Du nouveau concernant la sombre affaire de viol d’une ressortissante française impliquant trois jeunes hommes issus de grandes familles du capitalisme marocain. Dans le PV de sa plainte déposée le 7 novembre dernier auprès de la police judiciaire de Paris, la présumée victime raconte sa version des faits. Le360 a eu accès au document. Verbatim.

Le 25/11/2024 à 19h09

L’affaire de l’agression sexuelle dont aurait été victime Sixtine F., une jeune juriste française, compagne de Mohamed Amine Naguib, responsable des commissions au sein de la CGEM, connaît un nouveau rebondissement. Aujourd’hui, on en sait un peu plus sur le contenu de la plainte déposée, le 7 novembre, par la victime au 3ème District de police judiciaire de Paris. Les propos de la plaignante, relatés de manière détaillée, donnent une nouvelle dimension à cette affaire sordide qui secoue les milieux casablancais.

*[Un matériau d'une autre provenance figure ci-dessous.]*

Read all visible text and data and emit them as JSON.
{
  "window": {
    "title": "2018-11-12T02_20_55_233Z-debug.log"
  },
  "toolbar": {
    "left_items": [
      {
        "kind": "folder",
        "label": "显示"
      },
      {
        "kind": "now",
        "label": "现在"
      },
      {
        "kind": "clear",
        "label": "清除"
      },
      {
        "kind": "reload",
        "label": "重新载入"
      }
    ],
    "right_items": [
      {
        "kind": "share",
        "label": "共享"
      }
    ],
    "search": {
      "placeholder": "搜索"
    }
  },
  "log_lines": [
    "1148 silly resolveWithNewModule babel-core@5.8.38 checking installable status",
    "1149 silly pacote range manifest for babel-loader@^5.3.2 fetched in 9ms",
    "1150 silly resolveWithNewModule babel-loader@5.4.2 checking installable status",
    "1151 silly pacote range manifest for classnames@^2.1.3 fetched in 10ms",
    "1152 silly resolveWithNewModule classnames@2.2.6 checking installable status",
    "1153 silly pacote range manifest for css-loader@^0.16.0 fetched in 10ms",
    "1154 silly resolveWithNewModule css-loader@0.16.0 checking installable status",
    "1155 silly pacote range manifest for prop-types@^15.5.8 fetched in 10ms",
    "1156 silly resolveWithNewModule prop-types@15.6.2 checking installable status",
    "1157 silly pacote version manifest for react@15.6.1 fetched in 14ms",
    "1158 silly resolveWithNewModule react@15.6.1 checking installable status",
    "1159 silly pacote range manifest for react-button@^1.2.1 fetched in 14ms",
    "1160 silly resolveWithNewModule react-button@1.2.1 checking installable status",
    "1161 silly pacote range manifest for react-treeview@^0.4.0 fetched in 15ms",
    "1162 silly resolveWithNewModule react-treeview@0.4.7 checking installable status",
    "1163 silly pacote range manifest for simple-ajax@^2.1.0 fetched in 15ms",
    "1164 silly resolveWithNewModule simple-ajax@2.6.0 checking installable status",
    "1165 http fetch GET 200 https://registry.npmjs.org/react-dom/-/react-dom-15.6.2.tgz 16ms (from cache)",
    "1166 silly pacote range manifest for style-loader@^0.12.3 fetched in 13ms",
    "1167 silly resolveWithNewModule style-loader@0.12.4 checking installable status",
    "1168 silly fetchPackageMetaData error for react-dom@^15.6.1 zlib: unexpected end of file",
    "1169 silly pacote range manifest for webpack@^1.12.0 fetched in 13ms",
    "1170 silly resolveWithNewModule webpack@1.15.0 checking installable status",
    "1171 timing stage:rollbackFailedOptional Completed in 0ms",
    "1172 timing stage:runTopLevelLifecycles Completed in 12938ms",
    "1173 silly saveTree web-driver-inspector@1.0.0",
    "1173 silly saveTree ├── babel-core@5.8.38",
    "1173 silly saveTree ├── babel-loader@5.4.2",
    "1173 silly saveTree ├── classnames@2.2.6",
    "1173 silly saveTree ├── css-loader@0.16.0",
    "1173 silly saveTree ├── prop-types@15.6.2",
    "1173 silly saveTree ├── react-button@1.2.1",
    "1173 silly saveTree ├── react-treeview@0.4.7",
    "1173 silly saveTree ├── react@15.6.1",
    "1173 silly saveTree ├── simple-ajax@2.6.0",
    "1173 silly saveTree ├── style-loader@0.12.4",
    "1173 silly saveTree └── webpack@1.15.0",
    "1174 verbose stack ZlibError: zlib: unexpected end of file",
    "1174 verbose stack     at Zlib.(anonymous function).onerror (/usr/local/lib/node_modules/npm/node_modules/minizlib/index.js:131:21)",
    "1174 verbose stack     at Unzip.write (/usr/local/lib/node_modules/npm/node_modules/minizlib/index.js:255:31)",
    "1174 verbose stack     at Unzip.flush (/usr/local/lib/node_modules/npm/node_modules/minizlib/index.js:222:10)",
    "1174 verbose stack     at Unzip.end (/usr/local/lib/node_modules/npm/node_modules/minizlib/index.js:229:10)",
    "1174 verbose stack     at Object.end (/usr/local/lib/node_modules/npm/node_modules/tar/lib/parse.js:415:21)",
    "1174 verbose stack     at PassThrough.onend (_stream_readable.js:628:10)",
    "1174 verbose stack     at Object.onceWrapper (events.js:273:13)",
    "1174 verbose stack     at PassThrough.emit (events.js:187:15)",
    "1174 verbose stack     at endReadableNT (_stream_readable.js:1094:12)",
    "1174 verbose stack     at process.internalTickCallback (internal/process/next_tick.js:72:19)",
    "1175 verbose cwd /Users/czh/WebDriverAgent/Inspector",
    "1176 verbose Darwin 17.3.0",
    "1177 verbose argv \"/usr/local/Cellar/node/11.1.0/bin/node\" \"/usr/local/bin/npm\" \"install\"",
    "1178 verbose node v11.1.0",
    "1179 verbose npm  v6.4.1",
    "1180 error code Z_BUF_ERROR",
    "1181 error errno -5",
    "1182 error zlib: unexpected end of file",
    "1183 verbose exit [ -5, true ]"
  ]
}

L’affaire de viol remonte à une soirée donnée le samedi 2 novembre à Casablanca, dans le domicile de Kamil Bennis (principal suspect), fils de feu Ali Bennis, ancien PDG des laboratoires Laprophan. Kamil n’est autre que le cousin de Mohamed Amine Naguib, qui entretenait relation amoureuse et un projet de mariage avec la victime. M’hammed Alj, fils de Chakib Alj, patron de la CGEM et Saad Slaoui, lui aussi issu d’une grande famille d’hommes d’affaires, sont également accusés dans cette histoire. Sur ordre du juge d’instruction, les trois suspects ont été mis en détention provisoire samedi 23 novembre à la prison de Oukacha à Casablanca. De lourdes accusations ont été retenues à leur encontre: viol, séquestration et violence, coups et blessures, usage de stupéfiants.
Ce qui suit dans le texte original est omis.